Bristol, Virginia Casino Developers Donate $310,000 to State Political Campaigns

Posted on: October 21, 2019, 06:12h. 

Last updated on: October 21, 2019, 11:06h.

Virginia state legislators so far have gotten over $310,000 in contributions through a new political action committee (PAC) from the developers of the proposed Bristol Resort and Casino, according to news reports.

Jim McGlothlin, president of The United Co., is one of two partners leading an effort to bring a casino to Bristol, Virginia. (Image: Bristol Herald Courier)

The Betting on Virginia Jobs PAC donated $311,500 to 50 state Senate and House campaigns during August and September, the Bristol Herald Courier reported, citing data from the Virginia Public Access Project.

To support the commercial casino cause, Jim McGlothlin, president of The United Co., and Clyde Stacy, CEO of Par Ventures, set up the PAC. Each paid $50,000 earlier this year for the committee’s founding.

Since then, either individually or through their companies, the men in total have donated $450,000 to the PAC, the Herald Courier said.

United Co. gave $225,000.  Stacy contributed $125,000. Par Ventures gave $100,000.

As of earlier this year, Bristol Casino Resort employed eight registered lobbyists. They advocate on behalf of the Bristol casino to politicians and the public.

State legislators gave initial backing for the $250 million Bristol Resort and Casino — which if supported by local voters and re-enacted later by the legislature — could be located in the vacant Bristol Mall, located near the Virginia-Tennessee border.

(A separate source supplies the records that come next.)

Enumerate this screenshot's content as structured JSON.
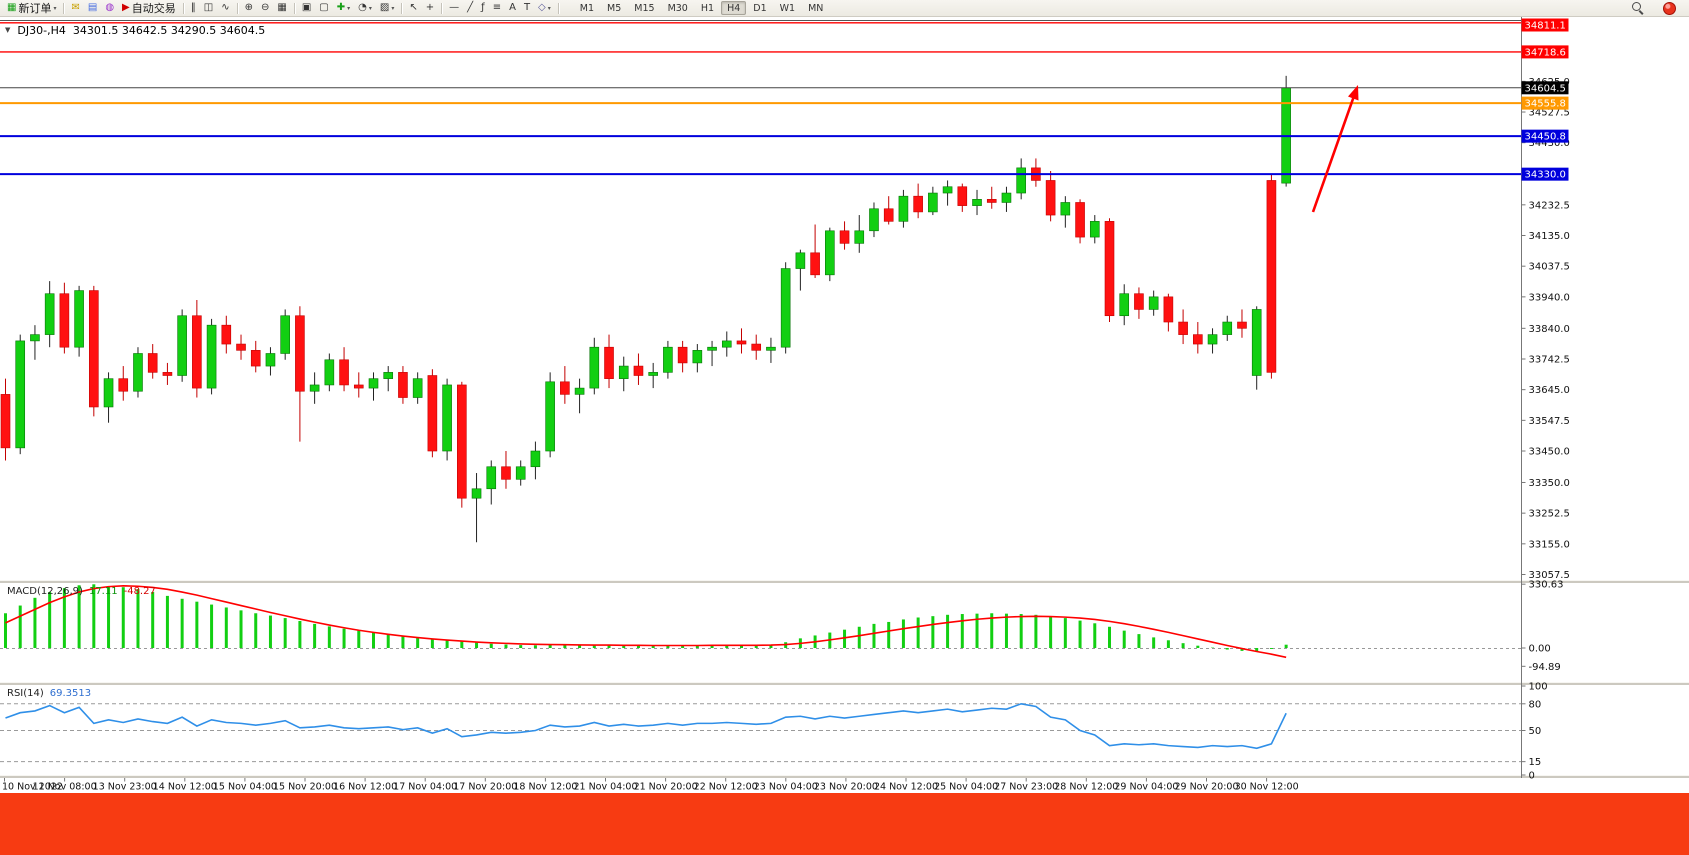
{
  "window": {
    "app": "MetaTrader terminal"
  },
  "toolbar": {
    "items": [
      {
        "type": "btn",
        "name": "new-order-button",
        "icon": "chart-plus-icon",
        "glyph": "▦",
        "color": "#18a018",
        "label": "新订单",
        "caret": true
      },
      {
        "type": "sep"
      },
      {
        "type": "btn",
        "name": "mql-editor-button",
        "icon": "envelope-icon",
        "glyph": "✉",
        "color": "#c8a000"
      },
      {
        "type": "btn",
        "name": "market-watch-button",
        "icon": "list-panel-icon",
        "glyph": "▤",
        "color": "#4169e1"
      },
      {
        "type": "btn",
        "name": "terminal-button",
        "icon": "terminal-icon",
        "glyph": "◍",
        "color": "#9932cc"
      },
      {
        "type": "btn",
        "name": "autotrading-button",
        "icon": "play-icon",
        "glyph": "▶",
        "color": "#d00000",
        "label": "自动交易"
      },
      {
        "type": "sep"
      },
      {
        "type": "btn",
        "name": "bars-mode-button",
        "icon": "bars-chart-icon",
        "glyph": "‖",
        "color": "#333333"
      },
      {
        "type": "btn",
        "name": "candles-mode-button",
        "icon": "candlestick-icon",
        "glyph": "◫",
        "color": "#333333"
      },
      {
        "type": "btn",
        "name": "line-mode-button",
        "icon": "line-chart-icon",
        "glyph": "∿",
        "color": "#333333"
      },
      {
        "type": "sep"
      },
      {
        "type": "btn",
        "name": "zoom-in-button",
        "icon": "zoom-in-icon",
        "glyph": "⊕",
        "color": "#333333"
      },
      {
        "type": "btn",
        "name": "zoom-out-button",
        "icon": "zoom-out-icon",
        "glyph": "⊖",
        "color": "#333333"
      },
      {
        "type": "btn",
        "name": "tile-windows-button",
        "icon": "tile-windows-icon",
        "glyph": "▦",
        "color": "#333333"
      },
      {
        "type": "sep"
      },
      {
        "type": "btn",
        "name": "auto-arrange-button",
        "icon": "arrange-icon",
        "glyph": "▣",
        "color": "#333333"
      },
      {
        "type": "btn",
        "name": "cascade-button",
        "icon": "cascade-icon",
        "glyph": "▢",
        "color": "#333333"
      },
      {
        "type": "btn",
        "name": "indicators-button",
        "icon": "plus-icon",
        "glyph": "✚",
        "color": "#18a018",
        "caret": true
      },
      {
        "type": "btn",
        "name": "periods-button",
        "icon": "clock-icon",
        "glyph": "◔",
        "color": "#333333",
        "caret": true
      },
      {
        "type": "btn",
        "name": "templates-button",
        "icon": "template-icon",
        "glyph": "▨",
        "color": "#333333",
        "caret": true
      },
      {
        "type": "sep"
      },
      {
        "type": "btn",
        "name": "cursor-button",
        "icon": "cursor-arrow-icon",
        "glyph": "↖",
        "color": "#333333"
      },
      {
        "type": "btn",
        "name": "crosshair-button",
        "icon": "crosshair-icon",
        "glyph": "+",
        "color": "#333333"
      },
      {
        "type": "sep"
      },
      {
        "type": "btn",
        "name": "horizontal-line-button",
        "icon": "hline-icon",
        "glyph": "—",
        "color": "#333333"
      },
      {
        "type": "btn",
        "name": "trendline-button",
        "icon": "trendline-icon",
        "glyph": "╱",
        "color": "#333333"
      },
      {
        "type": "btn",
        "name": "fibonacci-button",
        "icon": "fibonacci-icon",
        "glyph": "ƒ",
        "color": "#333333"
      },
      {
        "type": "btn",
        "name": "channel-button",
        "icon": "channel-icon",
        "glyph": "≡",
        "color": "#333333"
      },
      {
        "type": "btn",
        "name": "text-button",
        "icon": "text-a-icon",
        "glyph": "A",
        "color": "#333333"
      },
      {
        "type": "btn",
        "name": "label-button",
        "icon": "label-t-icon",
        "glyph": "T",
        "color": "#333333"
      },
      {
        "type": "btn",
        "name": "arrows-button",
        "icon": "shapes-icon",
        "glyph": "◇",
        "color": "#5a5a9a",
        "caret": true
      },
      {
        "type": "sep"
      }
    ],
    "timeframes": {
      "items": [
        "M1",
        "M5",
        "M15",
        "M30",
        "H1",
        "H4",
        "D1",
        "W1",
        "MN"
      ],
      "active": "H4"
    }
  },
  "chart": {
    "title_symbol": "DJ30-,H4",
    "title_ohlc": "34301.5 34642.5 34290.5 34604.5"
  },
  "chart_data": {
    "type": "candlestick",
    "symbol": "DJ30-",
    "period": "H4",
    "ylim": [
      33040,
      34820
    ],
    "candles": [
      [
        33630,
        33680,
        33420,
        33460
      ],
      [
        33460,
        33820,
        33440,
        33800
      ],
      [
        33800,
        33850,
        33740,
        33820
      ],
      [
        33820,
        33990,
        33780,
        33950
      ],
      [
        33950,
        33985,
        33760,
        33780
      ],
      [
        33780,
        33975,
        33750,
        33960
      ],
      [
        33960,
        33975,
        33560,
        33590
      ],
      [
        33590,
        33700,
        33540,
        33680
      ],
      [
        33680,
        33720,
        33610,
        33640
      ],
      [
        33640,
        33780,
        33620,
        33760
      ],
      [
        33760,
        33790,
        33680,
        33700
      ],
      [
        33700,
        33730,
        33660,
        33690
      ],
      [
        33690,
        33900,
        33670,
        33880
      ],
      [
        33880,
        33930,
        33620,
        33650
      ],
      [
        33650,
        33870,
        33630,
        33850
      ],
      [
        33850,
        33880,
        33760,
        33790
      ],
      [
        33790,
        33820,
        33740,
        33770
      ],
      [
        33770,
        33800,
        33700,
        33720
      ],
      [
        33720,
        33780,
        33690,
        33760
      ],
      [
        33760,
        33900,
        33740,
        33880
      ],
      [
        33880,
        33910,
        33480,
        33640
      ],
      [
        33640,
        33700,
        33600,
        33660
      ],
      [
        33660,
        33760,
        33640,
        33740
      ],
      [
        33740,
        33780,
        33640,
        33660
      ],
      [
        33660,
        33700,
        33620,
        33650
      ],
      [
        33650,
        33700,
        33610,
        33680
      ],
      [
        33680,
        33720,
        33640,
        33700
      ],
      [
        33700,
        33720,
        33600,
        33620
      ],
      [
        33620,
        33700,
        33600,
        33680
      ],
      [
        33690,
        33710,
        33430,
        33450
      ],
      [
        33450,
        33680,
        33420,
        33660
      ],
      [
        33660,
        33670,
        33270,
        33300
      ],
      [
        33300,
        33380,
        33160,
        33330
      ],
      [
        33330,
        33420,
        33280,
        33400
      ],
      [
        33400,
        33450,
        33330,
        33360
      ],
      [
        33360,
        33420,
        33340,
        33400
      ],
      [
        33400,
        33480,
        33360,
        33450
      ],
      [
        33450,
        33700,
        33430,
        33670
      ],
      [
        33670,
        33720,
        33600,
        33630
      ],
      [
        33630,
        33680,
        33570,
        33650
      ],
      [
        33650,
        33810,
        33630,
        33780
      ],
      [
        33780,
        33820,
        33650,
        33680
      ],
      [
        33680,
        33750,
        33640,
        33720
      ],
      [
        33720,
        33760,
        33660,
        33690
      ],
      [
        33690,
        33730,
        33650,
        33700
      ],
      [
        33700,
        33800,
        33680,
        33780
      ],
      [
        33780,
        33800,
        33700,
        33730
      ],
      [
        33730,
        33790,
        33700,
        33770
      ],
      [
        33770,
        33800,
        33720,
        33780
      ],
      [
        33780,
        33830,
        33750,
        33800
      ],
      [
        33800,
        33840,
        33760,
        33790
      ],
      [
        33790,
        33820,
        33740,
        33770
      ],
      [
        33770,
        33810,
        33730,
        33780
      ],
      [
        33780,
        34050,
        33760,
        34030
      ],
      [
        34030,
        34090,
        33960,
        34080
      ],
      [
        34080,
        34170,
        34000,
        34010
      ],
      [
        34010,
        34160,
        33990,
        34150
      ],
      [
        34150,
        34180,
        34090,
        34110
      ],
      [
        34110,
        34200,
        34080,
        34150
      ],
      [
        34150,
        34240,
        34130,
        34220
      ],
      [
        34220,
        34260,
        34170,
        34180
      ],
      [
        34180,
        34280,
        34160,
        34260
      ],
      [
        34260,
        34300,
        34190,
        34210
      ],
      [
        34210,
        34290,
        34200,
        34270
      ],
      [
        34270,
        34310,
        34230,
        34290
      ],
      [
        34290,
        34300,
        34210,
        34230
      ],
      [
        34230,
        34280,
        34200,
        34250
      ],
      [
        34250,
        34290,
        34220,
        34240
      ],
      [
        34240,
        34290,
        34210,
        34270
      ],
      [
        34270,
        34380,
        34250,
        34350
      ],
      [
        34350,
        34380,
        34290,
        34310
      ],
      [
        34310,
        34340,
        34180,
        34200
      ],
      [
        34200,
        34260,
        34160,
        34240
      ],
      [
        34240,
        34250,
        34110,
        34130
      ],
      [
        34130,
        34200,
        34110,
        34180
      ],
      [
        34180,
        34190,
        33860,
        33880
      ],
      [
        33880,
        33980,
        33850,
        33950
      ],
      [
        33950,
        33970,
        33870,
        33900
      ],
      [
        33900,
        33960,
        33880,
        33940
      ],
      [
        33940,
        33950,
        33830,
        33860
      ],
      [
        33860,
        33900,
        33790,
        33820
      ],
      [
        33820,
        33860,
        33760,
        33790
      ],
      [
        33790,
        33840,
        33760,
        33820
      ],
      [
        33820,
        33880,
        33800,
        33860
      ],
      [
        33860,
        33900,
        33810,
        33840
      ],
      [
        33690,
        33910,
        33645,
        33900
      ],
      [
        34310,
        34330,
        33680,
        33700
      ],
      [
        34301.5,
        34642.5,
        34290.5,
        34604.5
      ]
    ],
    "hlines": [
      {
        "label": "34811.1",
        "value": 34811.1,
        "color": "#ff0000",
        "width": 1.4
      },
      {
        "label": "34718.6",
        "value": 34718.6,
        "color": "#ff0000",
        "width": 1.4
      },
      {
        "label": "34555.8",
        "value": 34555.8,
        "color": "#ff9900",
        "width": 2
      },
      {
        "label": "34450.8",
        "value": 34450.8,
        "color": "#0000dd",
        "width": 2
      },
      {
        "label": "34330.0",
        "value": 34330.0,
        "color": "#0000dd",
        "width": 2
      }
    ],
    "current_price": {
      "label": "34604.5",
      "value": 34604.5,
      "box": "#000000",
      "line": "#454545"
    },
    "price_scale": [
      "34625.0",
      "34527.5",
      "34430.0",
      "34232.5",
      "34135.0",
      "34037.5",
      "33940.0",
      "33840.0",
      "33742.5",
      "33645.0",
      "33547.5",
      "33450.0",
      "33350.0",
      "33252.5",
      "33155.0",
      "33057.5"
    ],
    "macd": {
      "label": "MACD(12,26,9)",
      "main_value": "17.11",
      "signal_value": "-48.27",
      "scale": [
        {
          "label": "330.63",
          "value": 330.63
        },
        {
          "label": "0.00",
          "value": 0
        },
        {
          "label": "-94.89",
          "value": -94.89
        }
      ],
      "histogram": [
        180,
        220,
        260,
        290,
        310,
        325,
        330,
        320,
        315,
        305,
        290,
        270,
        255,
        240,
        225,
        210,
        195,
        180,
        168,
        155,
        140,
        125,
        112,
        100,
        90,
        80,
        70,
        62,
        55,
        48,
        42,
        35,
        28,
        22,
        18,
        15,
        14,
        16,
        15,
        13,
        14,
        13,
        12,
        11,
        12,
        14,
        13,
        14,
        15,
        16,
        15,
        14,
        16,
        30,
        50,
        65,
        80,
        95,
        110,
        125,
        135,
        148,
        158,
        165,
        172,
        176,
        178,
        180,
        178,
        176,
        172,
        165,
        155,
        142,
        128,
        110,
        90,
        72,
        55,
        40,
        25,
        12,
        2,
        -8,
        -15,
        -20,
        -5,
        17.11
      ],
      "signal": [
        130,
        165,
        200,
        235,
        265,
        290,
        308,
        318,
        322,
        320,
        314,
        304,
        290,
        274,
        256,
        238,
        220,
        202,
        184,
        167,
        150,
        134,
        119,
        105,
        92,
        81,
        71,
        62,
        54,
        47,
        41,
        36,
        31,
        27,
        24,
        21,
        19,
        18,
        17,
        16,
        15,
        15,
        14,
        14,
        13,
        13,
        13,
        13,
        14,
        14,
        14,
        14,
        15,
        18,
        24,
        32,
        42,
        53,
        64,
        76,
        88,
        100,
        111,
        122,
        132,
        141,
        149,
        155,
        160,
        163,
        164,
        163,
        160,
        155,
        148,
        138,
        126,
        112,
        97,
        81,
        64,
        47,
        30,
        13,
        -3,
        -18,
        -32,
        -48.27
      ]
    },
    "rsi": {
      "label": "RSI(14)",
      "value": "69.3513",
      "scale": [
        {
          "label": "100",
          "value": 100
        },
        {
          "label": "80",
          "value": 80
        },
        {
          "label": "50",
          "value": 50
        },
        {
          "label": "15",
          "value": 15
        },
        {
          "label": "0",
          "value": 0
        }
      ],
      "levels": [
        80,
        50,
        15
      ],
      "values": [
        64,
        70,
        72,
        78,
        70,
        76,
        58,
        62,
        59,
        63,
        60,
        58,
        65,
        55,
        62,
        59,
        58,
        56,
        58,
        61,
        53,
        54,
        56,
        53,
        52,
        53,
        54,
        51,
        53,
        47,
        52,
        43,
        45,
        48,
        47,
        48,
        50,
        56,
        54,
        55,
        59,
        55,
        57,
        55,
        56,
        58,
        56,
        58,
        58,
        59,
        58,
        57,
        58,
        65,
        66,
        63,
        66,
        64,
        66,
        68,
        70,
        72,
        70,
        72,
        74,
        71,
        73,
        75,
        74,
        80,
        77,
        65,
        62,
        50,
        45,
        33,
        35,
        34,
        35,
        33,
        32,
        31,
        33,
        32,
        33,
        30,
        35,
        69.35
      ]
    },
    "time_labels": [
      "10 Nov 2022",
      "11 Nov 08:00",
      "13 Nov 23:00",
      "14 Nov 12:00",
      "15 Nov 04:00",
      "15 Nov 20:00",
      "16 Nov 12:00",
      "17 Nov 04:00",
      "17 Nov 20:00",
      "18 Nov 12:00",
      "21 Nov 04:00",
      "21 Nov 20:00",
      "22 Nov 12:00",
      "23 Nov 04:00",
      "23 Nov 20:00",
      "24 Nov 12:00",
      "25 Nov 04:00",
      "27 Nov 23:00",
      "28 Nov 12:00",
      "29 Nov 04:00",
      "29 Nov 20:00",
      "30 Nov 12:00"
    ],
    "annotations": [
      {
        "type": "arrow",
        "direction": "up-right",
        "color": "#ff0000"
      }
    ]
  },
  "colors": {
    "up": "#12cf12",
    "up_border": "#077407",
    "down": "#ff1111",
    "down_border": "#c30000",
    "wick_up": "#222222",
    "wick_down": "#c30000",
    "macd_hist": "#12cf12",
    "macd_signal": "#ff0000",
    "rsi_line": "#2f8fe8",
    "arrow": "#ff0000",
    "banner": "#f73b12"
  }
}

We know first-hand the significant challenges our local economy faces,” the Bristol casino developers said in a recent statement. “These contributions help make sure our elected officials in Richmond also understand these challenges and the importance of finding solutions to these issues.

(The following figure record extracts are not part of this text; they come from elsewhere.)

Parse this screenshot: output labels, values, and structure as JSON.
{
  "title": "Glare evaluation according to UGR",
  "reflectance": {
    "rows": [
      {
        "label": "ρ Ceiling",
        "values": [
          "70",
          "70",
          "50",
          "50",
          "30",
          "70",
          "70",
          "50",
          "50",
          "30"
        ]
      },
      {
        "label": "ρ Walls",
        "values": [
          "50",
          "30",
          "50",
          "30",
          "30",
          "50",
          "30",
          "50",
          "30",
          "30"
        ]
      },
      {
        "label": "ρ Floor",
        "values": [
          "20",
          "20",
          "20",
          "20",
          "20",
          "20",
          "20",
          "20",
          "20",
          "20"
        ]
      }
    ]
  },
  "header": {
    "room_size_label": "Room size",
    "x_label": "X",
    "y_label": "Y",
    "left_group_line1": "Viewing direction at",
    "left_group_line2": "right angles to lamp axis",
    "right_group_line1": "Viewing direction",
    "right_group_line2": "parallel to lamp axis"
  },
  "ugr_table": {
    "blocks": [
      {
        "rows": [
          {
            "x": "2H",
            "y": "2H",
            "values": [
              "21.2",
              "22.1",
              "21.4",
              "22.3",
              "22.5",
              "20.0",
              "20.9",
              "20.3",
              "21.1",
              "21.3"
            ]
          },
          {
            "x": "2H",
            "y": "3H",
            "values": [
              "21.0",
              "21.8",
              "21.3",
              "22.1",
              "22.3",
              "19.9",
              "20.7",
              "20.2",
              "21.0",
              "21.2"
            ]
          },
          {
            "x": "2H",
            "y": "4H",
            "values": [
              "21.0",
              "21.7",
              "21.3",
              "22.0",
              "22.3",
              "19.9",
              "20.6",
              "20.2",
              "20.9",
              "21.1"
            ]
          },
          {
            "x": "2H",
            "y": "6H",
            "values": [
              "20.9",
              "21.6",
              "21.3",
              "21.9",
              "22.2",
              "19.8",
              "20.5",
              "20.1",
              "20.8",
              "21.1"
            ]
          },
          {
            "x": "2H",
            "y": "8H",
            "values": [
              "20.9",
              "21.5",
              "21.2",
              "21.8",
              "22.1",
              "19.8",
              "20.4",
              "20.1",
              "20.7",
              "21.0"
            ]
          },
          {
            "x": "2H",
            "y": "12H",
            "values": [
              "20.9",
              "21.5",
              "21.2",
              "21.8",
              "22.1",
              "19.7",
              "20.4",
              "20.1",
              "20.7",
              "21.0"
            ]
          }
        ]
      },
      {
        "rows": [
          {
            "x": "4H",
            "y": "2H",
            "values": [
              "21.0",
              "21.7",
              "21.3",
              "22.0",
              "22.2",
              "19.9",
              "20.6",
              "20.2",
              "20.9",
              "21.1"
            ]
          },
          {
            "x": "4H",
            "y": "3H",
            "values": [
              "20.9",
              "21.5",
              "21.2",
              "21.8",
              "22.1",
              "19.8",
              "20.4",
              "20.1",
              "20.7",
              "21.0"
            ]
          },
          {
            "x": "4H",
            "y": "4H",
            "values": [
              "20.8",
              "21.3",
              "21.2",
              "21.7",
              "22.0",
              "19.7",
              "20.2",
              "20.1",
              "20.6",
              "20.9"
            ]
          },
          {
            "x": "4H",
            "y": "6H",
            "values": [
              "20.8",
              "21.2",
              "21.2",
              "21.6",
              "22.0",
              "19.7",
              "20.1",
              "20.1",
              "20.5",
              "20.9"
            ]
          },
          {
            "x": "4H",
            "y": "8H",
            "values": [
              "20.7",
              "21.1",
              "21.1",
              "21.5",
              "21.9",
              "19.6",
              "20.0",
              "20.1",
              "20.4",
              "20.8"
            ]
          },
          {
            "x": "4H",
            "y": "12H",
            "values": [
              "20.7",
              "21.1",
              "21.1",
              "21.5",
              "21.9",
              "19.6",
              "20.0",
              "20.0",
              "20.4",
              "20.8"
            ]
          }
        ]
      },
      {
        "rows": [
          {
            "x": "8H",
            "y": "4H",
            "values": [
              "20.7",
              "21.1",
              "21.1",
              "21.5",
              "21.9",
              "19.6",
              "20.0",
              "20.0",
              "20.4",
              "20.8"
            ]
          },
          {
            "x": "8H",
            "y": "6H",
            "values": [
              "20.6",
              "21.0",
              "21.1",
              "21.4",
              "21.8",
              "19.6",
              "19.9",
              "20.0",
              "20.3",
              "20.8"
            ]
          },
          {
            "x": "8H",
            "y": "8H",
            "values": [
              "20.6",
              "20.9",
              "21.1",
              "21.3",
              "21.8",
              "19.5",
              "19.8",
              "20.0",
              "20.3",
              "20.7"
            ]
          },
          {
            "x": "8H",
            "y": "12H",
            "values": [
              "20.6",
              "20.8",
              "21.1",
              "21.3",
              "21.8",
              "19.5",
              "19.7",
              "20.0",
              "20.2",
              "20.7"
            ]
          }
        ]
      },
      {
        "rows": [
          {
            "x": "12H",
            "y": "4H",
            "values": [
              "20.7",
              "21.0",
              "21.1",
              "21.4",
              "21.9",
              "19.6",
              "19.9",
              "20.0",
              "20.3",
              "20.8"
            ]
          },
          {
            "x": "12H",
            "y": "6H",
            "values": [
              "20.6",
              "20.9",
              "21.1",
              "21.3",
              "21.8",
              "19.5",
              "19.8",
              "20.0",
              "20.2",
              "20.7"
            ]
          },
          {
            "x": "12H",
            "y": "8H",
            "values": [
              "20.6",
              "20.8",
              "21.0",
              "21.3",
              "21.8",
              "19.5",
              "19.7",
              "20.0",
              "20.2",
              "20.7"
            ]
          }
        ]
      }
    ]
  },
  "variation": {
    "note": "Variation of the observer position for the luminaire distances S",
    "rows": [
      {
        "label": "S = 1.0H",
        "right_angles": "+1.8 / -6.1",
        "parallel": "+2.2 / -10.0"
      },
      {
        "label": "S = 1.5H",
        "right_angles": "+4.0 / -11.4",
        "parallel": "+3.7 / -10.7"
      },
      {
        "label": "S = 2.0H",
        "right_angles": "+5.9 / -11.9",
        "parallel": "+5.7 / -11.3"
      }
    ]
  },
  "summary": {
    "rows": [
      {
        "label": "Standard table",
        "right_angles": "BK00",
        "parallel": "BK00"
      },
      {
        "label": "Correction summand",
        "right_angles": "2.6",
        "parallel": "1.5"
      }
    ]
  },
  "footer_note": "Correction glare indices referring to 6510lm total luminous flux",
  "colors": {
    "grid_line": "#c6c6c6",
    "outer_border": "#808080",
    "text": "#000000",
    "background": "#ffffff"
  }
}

“This project will benefit residents in Bristol and across Southwest Virginia by bringing much-needed new jobs and additional tax revenue to the region,” the statement adds. “The PAC was formed for those interested in helping advocate for bringing jobs and economic development to the cities contemplated in the legislation allowing for casinos.”

As envisioned, the 90,000-square foot casino could lead to 5,200 new jobs. There would be non-gaming attractions at the venue, too.

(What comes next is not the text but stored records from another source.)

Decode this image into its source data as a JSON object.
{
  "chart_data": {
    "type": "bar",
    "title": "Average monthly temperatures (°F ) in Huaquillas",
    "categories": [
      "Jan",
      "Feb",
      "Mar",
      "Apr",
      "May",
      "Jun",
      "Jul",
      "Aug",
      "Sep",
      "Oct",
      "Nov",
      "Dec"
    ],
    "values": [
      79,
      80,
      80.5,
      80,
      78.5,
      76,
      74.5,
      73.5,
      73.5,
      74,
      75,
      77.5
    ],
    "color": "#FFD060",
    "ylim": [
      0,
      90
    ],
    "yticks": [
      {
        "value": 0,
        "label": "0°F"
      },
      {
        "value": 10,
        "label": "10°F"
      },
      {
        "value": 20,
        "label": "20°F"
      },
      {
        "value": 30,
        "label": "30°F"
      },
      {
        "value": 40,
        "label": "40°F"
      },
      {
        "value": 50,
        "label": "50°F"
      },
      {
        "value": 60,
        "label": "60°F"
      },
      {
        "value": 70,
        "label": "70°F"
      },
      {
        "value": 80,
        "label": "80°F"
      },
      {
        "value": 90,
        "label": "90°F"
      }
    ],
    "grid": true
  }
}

Casinos Proposed for Five Virginia Cities

The Bristol proposal was included in a bill that gave Bristol, as well as Danville, Norfolk, Portsmouth, and Richmond preliminary approval by Virginia’s General Assembly to open a casino. The legislature is expected to vote again on the casino proposal next year under the re-enactment process required by the state on many controversial issues.

Currently, the state is undertaking an extensive government study on the casino plan. The study is scheduled to be released in December.

Local referendums also need to be held in each of the cities approved for a casino. The votes are possible next year.

The proposal calls for the cities and their surrounding regions to get additional tax revenue from the casinos. The Bristol casino would provide $26.8 million in tax dollars to the city annually, according to early estimates.

Casino developers also project gambling revenues from the venue to be about $150 million in the first year of operation. Non-gaming revenue will total about $106 million in the first year.

As planned, the Virginia Lottery Board would oversee gambling in the Old Dominion state. The board still must write up relevant regulations.

Competing Casinos Possible

If built, the Bristol venue could find competition from a proposed casino in Jenkins, Kentucky, according to WCYB TV. But for now, state politicians in Kentucky disagree over gambling expansion in the state.

Tennessee could also have rival gaming venues. But so far, politicians there have not backed commercial brick and mortar casinos.

Beyond potential commercial casinos in neighboring states, the Pamunkey Indian Tribe wants to set up two tribal casinos in Virginia. Earlier this year, the Norfolk City Council approved a Pamunkey tribal plan to build a $700 million integrated resort along the city’s waterfront.

Currently, Virginia is one of eight US states without any tribal or commercial casinos.